A tin with "White Day" message and miniature cookies.

rumo777 // Shutterstock

Japan: White Day

In 1977, the owner of Ishimura Manseido, a small sweets shop in Fukuoka, Japan, came up with the idea of “Marshmallow Day.” His inspiration came after reading a letter in a women’s magazine.

The writer wished to receive marshmallows as a Valentine’s Day gift versus the traditionally romantic holiday gift of chocolates. Who knew men liked marshmallows so much?

Anyway, Ishimura Manseido, took the request to heart and began selling marshmallows one month after Valentine’s. The confectionery association based in Tokyo eventually took that idea and created White Day, which all sweetmakers could observe.

Since then, March 14, exactly one month after Valentine’s Day, has become known as White Day. Other Asian countries have hopped on this romantic holiday train, including South Korea and China.

Wales: Dydd Santes Dwynwen

Twr Mawr Lighthouse and the ruins of historical St Dwynwen's Church.

Boris Stroujko // Shutterstock

Every year on Jan. 25, the Welsh celebrate their own Valentine’s Day: St. Dwynwen’s Day, or Dydd Santes Dwynwen in Welsh. It is the most romantic day of the year in Wales and has gained more traction recently.

St. Dwynwen was said to be a Welsh princess-turned-nun, her name meaning “she who leads a blessed life.” Despite her fortunate name, Dwynwen had difficulty pursuing her true love.

The story says that her father has promised her in marriage, even though she already loved another man, Maelon Dyfodrull. Upset, Dwynwen ran away to the forest and asked for God’s help, resulting in Maelon being turned to ice. Afterward, God granted her three wishes, and she used them to free Maelon and bless all the true lovers in the world.
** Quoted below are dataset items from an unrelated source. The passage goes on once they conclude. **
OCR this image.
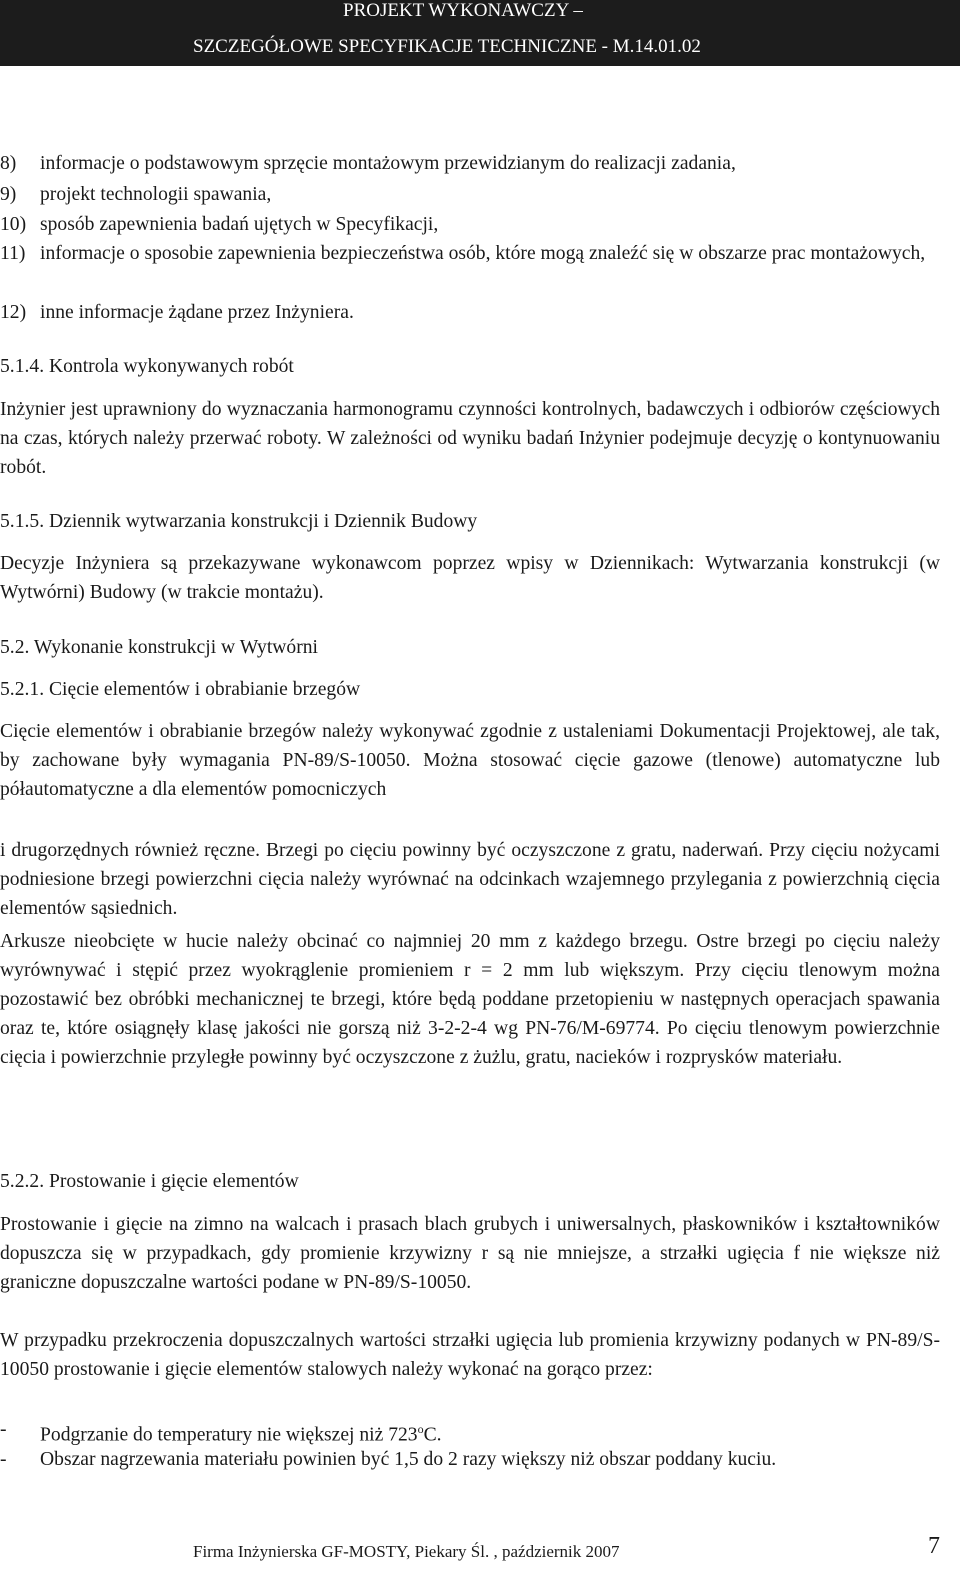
PROJEKT WYKONAWCZY –
SZCZEGÓŁOWE SPECYFIKACJE TECHNICZNE - M.14.01.02
8)	informacje o podstawowym sprzęcie montażowym przewidzianym do realizacji zadania,
9)	projekt technologii spawania,
10) sposób zapewnienia badań ujętych w Specyfikacji,
11) informacje o sposobie zapewnienia bezpieczeństwa osób, które mogą znaleźć się w obszarze prac montażowych,
12) inne informacje żądane przez Inżyniera.
5.1.4. Kontrola wykonywanych robót
Inżynier jest uprawniony do wyznaczania harmonogramu czynności kontrolnych, badawczych i odbiorów częściowych na czas, których należy przerwać roboty. W zależności od wyniku badań Inżynier podejmuje decyzję o kontynuowaniu robót.
5.1.5. Dziennik wytwarzania konstrukcji i Dziennik Budowy
Decyzje Inżyniera są przekazywane wykonawcom poprzez wpisy w Dziennikach: Wytwarzania konstrukcji (w Wytwórni) Budowy (w trakcie montażu).
5.2. Wykonanie konstrukcji w Wytwórni
5.2.1. Cięcie elementów i obrabianie brzegów
Cięcie elementów i obrabianie brzegów należy wykonywać zgodnie z ustaleniami Dokumentacji Projektowej, ale tak, by zachowane były wymagania PN-89/S-10050. Można stosować cięcie gazowe (tlenowe) automatyczne lub półautomatyczne a dla elementów pomocniczych
i drugorzędnych również ręczne. Brzegi po cięciu powinny być oczyszczone z gratu, naderwań. Przy cięciu nożycami podniesione brzegi powierzchni cięcia należy wyrównać na odcinkach wzajemnego przylegania z powierzchnią cięcia elementów sąsiednich.
Arkusze nieobcięte w hucie należy obcinać co najmniej 20 mm z każdego brzegu. Ostre brzegi po cięciu należy wyrównywać i stępić przez wyokrąglenie promieniem r = 2 mm lub większym. Przy cięciu tlenowym można pozostawić bez obróbki mechanicznej te brzegi, które będą poddane przetopieniu w następnych operacjach spawania oraz te, które osiągnęły klasę jakości nie gorszą niż 3-2-2-4 wg PN-76/M-69774. Po cięciu tlenowym powierzchnie cięcia i powierzchnie przyległe powinny być oczyszczone z żużlu, gratu, nacieków i rozprysków materiału.
5.2.2. Prostowanie i gięcie elementów
Prostowanie i gięcie na zimno na walcach i prasach blach grubych i uniwersalnych, płaskowników i kształtowników dopuszcza się w przypadkach, gdy promienie krzywizny r są nie mniejsze, a strzałki ugięcia f nie większe niż graniczne dopuszczalne wartości podane w PN-89/S-10050.
W przypadku przekroczenia dopuszczalnych wartości strzałki ugięcia lub promienia krzywizny podanych w PN-89/S-10050 prostowanie i gięcie elementów stalowych należy wykonać na gorąco przez:
-	Podgrzanie do temperatury nie większej niż 723$^o$C.
-	Obszar nagrzewania materiału powinien być 1,5 do 2 razy większy niż obszar poddany kuciu.
Firma Inżynierska GF-MOSTY, Piekary Śl. , październik 2007	7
The increasing popularity of St. Dwynwen’s Day also adds to the local tourism industry. People flock to St. Dwynwen’s Church at Llanddwyn Island on Anglesey. Others make or buy handcrafted lovespoons as a sign of their handiness and ability to provide for the family in the future. St. Dwynwen is also the patron saint of ill animals.

Wonder if the Ryan Reynolds and Rob McIlhenney project “Welcome to Wrexham” has simply elevated all things Welsh and made this romantic holiday all the more popular in Wales? All I know is that, like my trip to Northern Ireland to take a “Game of Thrones” tour, now I want to visit Wales, thanks to “Welcome to Wrexham.”

Brazil: Dia dos Namorados

Brazilian fans embrace and hold a sign reading in Portuguese, "Feliz dia dos namorados," before match between Brazil and Croatia at the Corinthians Arena in São Paulo on June 12, 2014.

ODD ANDERSEN // AFP via Getty Images

Chances are, Brazil’s lavish Carnival festivities, which usually fall in February, would overshadow a quiet celebration of love and romance between couples. Rather than compete with the country’s biggest holiday, a creative Brazilian publicist found another day to promote romantic relationships.

Like Japan’s White Day, Brazil’s Dia dos Namorados started in 1948 as a purely commercial endeavor. Publicist João Doria of São Paulo wanted to increase the sales of a clothing store chain client. He created a campaign around June 12, the day before St. Anthony’s Day, which celebrates lovers and married couples. June also saw a lull in sales after May, a month when purchases were usually healthy due to Mother’s Day. Doria’s new Dia dos Namorados (Lovers’ Day) solved that problem.

More than seven decades later, Dia dos Namorados is still celebrated throughout the country. On the holiday, some Brazilians perform simpatías — or rituals dedicated to St. Anthony — for those wishing to find their other halves or bless their current relationships. These practices can include offering a saucer of honey to the saint with a photo of yourself and someone you hope to develop a romantic relationship with.

Already committed couples typically celebrate the holiday with traditions similar to American Valentine’s Day celebrations — exchanging gifts, flowers and chocolates.